Society stands at a crossroads of artificial intelligence: We can design computers that sharpen our wits or we can let our machines turn us into ignoramuses. That observation capped a provocative panel on Tuesday at Austin’s South By Southwest conference.

Increasingly intelligent machines — search engines that yield knowledge on demand, smartphones that understand plain English, computers that proffer medical diagnoses, ad tech that offers to sell you just what you’re looking for — represent a “tipping point,” said Doug Lenat, a former Stanford and Carnegie Mellon computer science professor who is CEO of Cycorp, a maker of machine reasoning software. “We could become smarter or dumber – much smarter or much dumber.”

Electronic calculators, Lenat argued during the panel entitled “AI State of the Union,” have created generations of students who can perform mathematical tasks very quickly but don’t understand the underlying concepts. Similarly, Google “swaddles” users in a blanket of instant information, relieving them of the burden of independent thought and inquiry. The next wave of artificial intelligence — loosely defined as a computer’s ability to distinguish between useful and useless information at any given moment — could propel us irrevocably down that path.

“This could lead to Idiocracy,” Lenat said, referring to the 2006 Hollywood satire about a future in which human intellect has taken a steep dive. The result would be a society “where no one has to understand anything about the world, where everything just seems like magic.”

Alternatively, he said, computer scientists could design artificial intelligence “to challenge us the way Aristotle challenged Alexander the Great, to make us smarter, more rational, more human, to understand the world more deeply.”

AI lately has taken a turn from digital smarts based on rules (furry faces with whiskers and triangular ears are cats) toward those based on recognizing patterns (some online pictures have certain similarities, and the word “cat” in the caption may mean they’re cats), the panelists agreed.
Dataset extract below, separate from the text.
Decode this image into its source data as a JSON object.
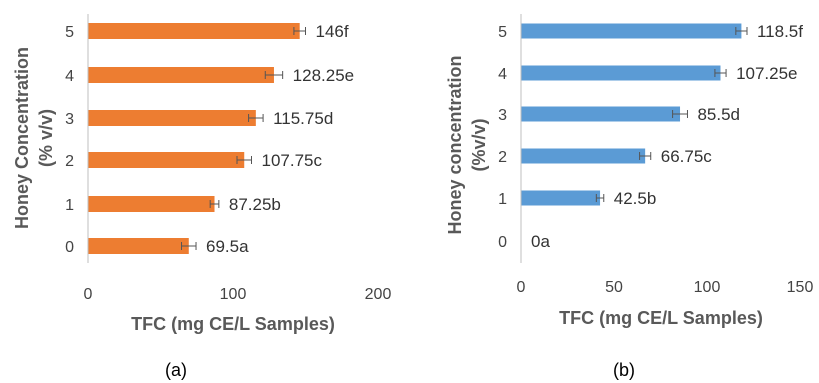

The latest advance, known as deep learning, is based on decades-old technology that became practical only in recent years, as greater processing power has enabled computers to achieve higher orders of learning and vast accumulations of data on the Internet have given them enough training to draw relevant conclusions.

The shift could be viewed as a transition from left-brain thinking based on logic to right-brain thinking based on intuition. Both modes will be necessary to further advances in AI, yet the brain devotes far more time to intuitive than rational thinking, pointed out Monica Anderson, CEO of Syntience and a specialist in artificial intuition.

“Reasoning is the sugar on top of intuitive understanding,” Anderson said.

The key challenge will be getting computers to recognize context, the panelists said. Humans have little problem recognizing biases introduced by politics or limitations due to outdated information, but machines are blind to contexts they haven’t been specifically programmed to recognize.

One answer is to design AI that asks clarifying questions, said Fred Brown, CEO of Next IT Corp, which builds virtual assistant technology. “Geeks want machines that do things without asking,” he said. “But what makes good AI is good communication with the user.”